Selbst als Ferengi würd ich kein Geld nehmen! Bitte nur ein Schrott pro Bestellung, damit möglichst viele Kinder was davon haben. Geteiltes Leid ist halbes Leid.


*Bezahlung*:

Überwiesen wird auf ein österreichisches Bankkonto. IBAN und BIC natürlich vorhanden.


*Versand* und *Verpackung*:

Versendet wird grundsätztlich in einer neuen Luftpolstertasche, für eine Pauschale von *3€*, bzw. *[2€]*, wenn die Luftpolstertasche _gebraucht_ sein darf. (Davon sammeln sich im Laufe der Zeit so einige an. Und Umweltbewusstsein muss belohnt werden.) Gewünschte Versandart bitte angeben.


*Restliches* und *Rechtliches*:

Ich weiß nicht, was ihr so mit eueren Spiele treibt, oder warum so oft der Zustand angesprochen wird.
Bei mir sehen alle Spiele noch so aus, wie neu gekauft? Abnutzungserscheinungen gibt's höchstens vielleicht bei Kartons nach dem Öffnen, oder der Lagerung im Regal.

In der folgenden Liste werden die Spiele wie folgt angeführt:

o "_Name des Spiels_" (_Sprachversion_, _DVD_, _EB_ = EuroBox_, BV_ = Budget Variante, _PS_ = Pappschuber, _JC_ = Jewelcase) : _Info_ um euch die Entscheidung zu erleichtern

Kann auch Bilder von der Verpackung zuschicken, wenn's Fragen gibt.

Bla bla... *Privatverkauf*, bla bla... *kein Umtauschrecht/Garantie*.


----------



## svd (20. Juli 2009)

*AW: [V/T] Spielekunst und -krempel. Hauptsächlich Krempel...*

Sorry, hat etwas gedauert. Hier ist die vorläufige Liste.  Wird sich ändern, wenn ich mehr Zeugs durchgespielt habe.

Soweit ich glaube, ist keiner dieser Titel indiziert. (Ich dürfte nicht mal meine 5.25" Version von A-10 Tank Killer verkaufen...) Sollte euch trotzdem was auffallen, bitte melden.

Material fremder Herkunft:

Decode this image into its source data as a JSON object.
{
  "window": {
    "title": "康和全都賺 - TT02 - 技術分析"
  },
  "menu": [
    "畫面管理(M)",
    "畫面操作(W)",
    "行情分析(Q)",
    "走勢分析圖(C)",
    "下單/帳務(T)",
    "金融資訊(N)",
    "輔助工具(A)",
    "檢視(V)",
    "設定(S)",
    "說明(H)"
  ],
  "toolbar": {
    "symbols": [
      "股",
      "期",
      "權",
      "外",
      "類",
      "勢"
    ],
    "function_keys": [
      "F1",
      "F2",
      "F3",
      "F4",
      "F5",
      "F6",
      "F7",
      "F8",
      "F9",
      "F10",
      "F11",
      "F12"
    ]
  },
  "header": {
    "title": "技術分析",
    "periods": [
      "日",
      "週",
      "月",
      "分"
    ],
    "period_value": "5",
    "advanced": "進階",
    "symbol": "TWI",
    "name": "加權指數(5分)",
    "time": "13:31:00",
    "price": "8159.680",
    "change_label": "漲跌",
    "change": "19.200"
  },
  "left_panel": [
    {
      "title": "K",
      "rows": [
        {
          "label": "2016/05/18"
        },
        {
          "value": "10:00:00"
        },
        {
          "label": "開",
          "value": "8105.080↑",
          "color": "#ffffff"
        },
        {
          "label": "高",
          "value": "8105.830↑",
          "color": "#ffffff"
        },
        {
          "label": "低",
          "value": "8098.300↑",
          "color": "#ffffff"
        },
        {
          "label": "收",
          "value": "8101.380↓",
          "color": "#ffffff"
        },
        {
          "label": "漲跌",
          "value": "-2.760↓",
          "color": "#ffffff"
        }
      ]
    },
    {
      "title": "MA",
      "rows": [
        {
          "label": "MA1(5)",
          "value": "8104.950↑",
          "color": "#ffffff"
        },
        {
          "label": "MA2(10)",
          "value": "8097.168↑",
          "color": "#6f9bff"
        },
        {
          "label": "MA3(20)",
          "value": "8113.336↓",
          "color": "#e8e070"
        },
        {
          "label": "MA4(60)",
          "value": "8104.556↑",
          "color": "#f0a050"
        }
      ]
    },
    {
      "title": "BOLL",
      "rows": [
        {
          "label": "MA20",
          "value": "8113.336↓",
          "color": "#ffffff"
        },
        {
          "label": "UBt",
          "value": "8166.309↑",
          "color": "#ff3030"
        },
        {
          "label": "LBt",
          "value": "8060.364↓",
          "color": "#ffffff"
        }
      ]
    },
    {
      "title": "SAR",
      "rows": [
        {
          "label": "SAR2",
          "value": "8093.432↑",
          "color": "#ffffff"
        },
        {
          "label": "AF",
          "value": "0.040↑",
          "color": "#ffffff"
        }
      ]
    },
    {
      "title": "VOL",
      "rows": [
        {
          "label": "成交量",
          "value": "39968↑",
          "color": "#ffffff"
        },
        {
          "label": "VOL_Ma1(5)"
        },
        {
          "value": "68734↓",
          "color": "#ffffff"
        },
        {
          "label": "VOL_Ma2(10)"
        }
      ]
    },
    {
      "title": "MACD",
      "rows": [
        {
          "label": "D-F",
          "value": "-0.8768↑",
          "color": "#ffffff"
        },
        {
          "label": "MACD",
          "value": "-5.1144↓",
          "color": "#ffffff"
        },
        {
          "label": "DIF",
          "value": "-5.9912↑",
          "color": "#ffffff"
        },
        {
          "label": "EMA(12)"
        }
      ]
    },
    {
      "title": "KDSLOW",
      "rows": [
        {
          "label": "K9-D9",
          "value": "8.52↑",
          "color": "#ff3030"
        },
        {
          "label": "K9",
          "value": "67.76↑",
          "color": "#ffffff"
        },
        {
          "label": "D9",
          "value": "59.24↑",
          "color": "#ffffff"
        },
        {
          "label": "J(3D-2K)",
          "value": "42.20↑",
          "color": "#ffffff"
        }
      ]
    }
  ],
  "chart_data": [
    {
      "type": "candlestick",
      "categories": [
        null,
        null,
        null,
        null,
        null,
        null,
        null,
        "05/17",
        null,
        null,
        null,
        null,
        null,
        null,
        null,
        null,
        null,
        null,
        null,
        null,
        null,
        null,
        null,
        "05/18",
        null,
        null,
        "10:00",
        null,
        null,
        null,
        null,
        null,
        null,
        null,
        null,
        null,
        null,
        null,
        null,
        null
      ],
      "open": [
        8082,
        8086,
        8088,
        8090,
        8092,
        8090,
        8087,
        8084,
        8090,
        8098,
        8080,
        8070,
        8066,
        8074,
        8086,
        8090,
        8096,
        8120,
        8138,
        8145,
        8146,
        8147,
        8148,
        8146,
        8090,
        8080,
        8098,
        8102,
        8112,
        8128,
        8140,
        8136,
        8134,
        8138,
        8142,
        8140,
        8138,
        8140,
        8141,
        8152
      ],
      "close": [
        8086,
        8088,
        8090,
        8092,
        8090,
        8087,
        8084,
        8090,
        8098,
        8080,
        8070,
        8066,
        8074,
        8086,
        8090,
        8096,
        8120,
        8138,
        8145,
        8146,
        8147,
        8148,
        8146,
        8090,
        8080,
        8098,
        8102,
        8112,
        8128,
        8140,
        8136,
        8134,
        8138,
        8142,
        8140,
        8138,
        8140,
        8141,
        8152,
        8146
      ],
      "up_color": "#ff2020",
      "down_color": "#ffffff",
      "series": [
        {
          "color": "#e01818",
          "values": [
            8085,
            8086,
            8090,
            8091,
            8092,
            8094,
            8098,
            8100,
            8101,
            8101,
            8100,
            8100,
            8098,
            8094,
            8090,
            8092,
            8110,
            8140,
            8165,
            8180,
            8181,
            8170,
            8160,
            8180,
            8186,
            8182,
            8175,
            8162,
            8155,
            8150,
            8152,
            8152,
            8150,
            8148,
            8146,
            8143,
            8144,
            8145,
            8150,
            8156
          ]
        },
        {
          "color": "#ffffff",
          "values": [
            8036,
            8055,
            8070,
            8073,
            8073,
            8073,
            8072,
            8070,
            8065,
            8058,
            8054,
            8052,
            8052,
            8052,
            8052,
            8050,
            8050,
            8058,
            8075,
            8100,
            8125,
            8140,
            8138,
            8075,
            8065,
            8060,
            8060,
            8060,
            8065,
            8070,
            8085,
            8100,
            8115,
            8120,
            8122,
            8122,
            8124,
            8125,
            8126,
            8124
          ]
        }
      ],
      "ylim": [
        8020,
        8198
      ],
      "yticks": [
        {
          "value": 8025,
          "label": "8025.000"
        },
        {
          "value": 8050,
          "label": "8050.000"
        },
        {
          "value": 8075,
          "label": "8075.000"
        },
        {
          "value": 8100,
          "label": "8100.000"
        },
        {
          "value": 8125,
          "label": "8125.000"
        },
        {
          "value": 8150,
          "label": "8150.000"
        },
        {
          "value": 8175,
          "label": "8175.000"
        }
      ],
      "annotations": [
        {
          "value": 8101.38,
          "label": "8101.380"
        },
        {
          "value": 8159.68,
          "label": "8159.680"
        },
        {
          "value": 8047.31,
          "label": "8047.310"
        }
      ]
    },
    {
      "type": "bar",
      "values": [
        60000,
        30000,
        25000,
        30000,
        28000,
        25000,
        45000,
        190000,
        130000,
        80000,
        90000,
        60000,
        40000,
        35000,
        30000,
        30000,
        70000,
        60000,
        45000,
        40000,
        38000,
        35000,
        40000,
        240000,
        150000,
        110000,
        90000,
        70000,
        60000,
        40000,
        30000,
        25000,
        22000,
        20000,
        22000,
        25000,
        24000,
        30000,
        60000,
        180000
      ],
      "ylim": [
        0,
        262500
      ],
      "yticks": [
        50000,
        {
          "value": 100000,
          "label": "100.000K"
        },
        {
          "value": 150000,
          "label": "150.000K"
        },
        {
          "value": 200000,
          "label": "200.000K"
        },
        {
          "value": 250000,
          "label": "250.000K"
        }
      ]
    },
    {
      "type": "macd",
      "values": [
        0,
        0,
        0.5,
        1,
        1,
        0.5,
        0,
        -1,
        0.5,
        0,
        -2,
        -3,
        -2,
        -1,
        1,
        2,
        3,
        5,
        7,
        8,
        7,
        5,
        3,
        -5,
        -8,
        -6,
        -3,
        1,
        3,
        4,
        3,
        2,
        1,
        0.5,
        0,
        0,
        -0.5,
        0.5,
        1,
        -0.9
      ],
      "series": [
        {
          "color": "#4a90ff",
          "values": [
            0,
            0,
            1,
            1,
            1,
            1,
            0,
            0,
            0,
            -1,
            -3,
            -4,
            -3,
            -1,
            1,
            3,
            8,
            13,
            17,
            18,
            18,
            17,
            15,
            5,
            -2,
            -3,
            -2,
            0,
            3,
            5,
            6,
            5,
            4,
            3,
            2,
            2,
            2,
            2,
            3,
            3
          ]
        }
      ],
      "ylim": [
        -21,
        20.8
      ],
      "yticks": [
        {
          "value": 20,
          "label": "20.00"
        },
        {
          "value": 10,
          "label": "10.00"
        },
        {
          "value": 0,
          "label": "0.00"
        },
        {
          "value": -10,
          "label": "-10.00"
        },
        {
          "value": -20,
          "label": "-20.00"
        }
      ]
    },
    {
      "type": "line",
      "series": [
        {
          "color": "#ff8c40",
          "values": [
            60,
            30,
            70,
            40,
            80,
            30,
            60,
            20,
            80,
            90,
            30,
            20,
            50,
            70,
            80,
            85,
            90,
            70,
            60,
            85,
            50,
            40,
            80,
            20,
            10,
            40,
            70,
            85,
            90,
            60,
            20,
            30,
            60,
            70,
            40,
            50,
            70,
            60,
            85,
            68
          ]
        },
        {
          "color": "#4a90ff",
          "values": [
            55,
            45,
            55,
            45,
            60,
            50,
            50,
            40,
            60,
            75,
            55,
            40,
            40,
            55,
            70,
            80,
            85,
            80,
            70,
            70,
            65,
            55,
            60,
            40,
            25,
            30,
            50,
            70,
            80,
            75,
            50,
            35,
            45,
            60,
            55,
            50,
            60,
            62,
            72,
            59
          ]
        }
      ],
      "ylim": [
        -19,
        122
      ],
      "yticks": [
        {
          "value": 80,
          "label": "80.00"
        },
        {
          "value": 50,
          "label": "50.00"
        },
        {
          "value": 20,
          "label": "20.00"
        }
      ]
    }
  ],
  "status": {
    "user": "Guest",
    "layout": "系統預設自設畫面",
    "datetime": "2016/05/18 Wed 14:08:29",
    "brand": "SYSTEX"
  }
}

(Ach ja, die Preise sind nicht unbedingt fix. An einem Euro oder so soll's jetzt nicht scheitern.)


*6€*:

o Age of Pirates: Caribbean Tales (DE, BV) : Für "Sea Dogs" Freunde
o Medal of Honor: Pacific Assault (DE, BV)
o Prey (UK, OVP)
o Star Trek EliteForce II (DE, DVD) 
o Tribes: Vengeance (DE, DVD) : Tipp! Eine Perle, die keine Sau gespielt hat.


*3€*:


o 007 Nightfire (UK, DVD)
o Aquanox 2: Revelation (DE, DVD) : Vorgänger gibt's auch weiter unten
o Aliens vs. Predator Gold (UK, BV)
o Chrome (DE, EB) : Erstausgabe, vielleicht der einzige brauchbare Shooter aus Polen...
o Contract JACK (UK, DVD) : ohne NOLF2, Monolith's Mittelfinger an NOLFs Kritiker, enttäuschend
o Darkstar One (DV, BV)
o DTM Race Driver 2 (DE, DVD)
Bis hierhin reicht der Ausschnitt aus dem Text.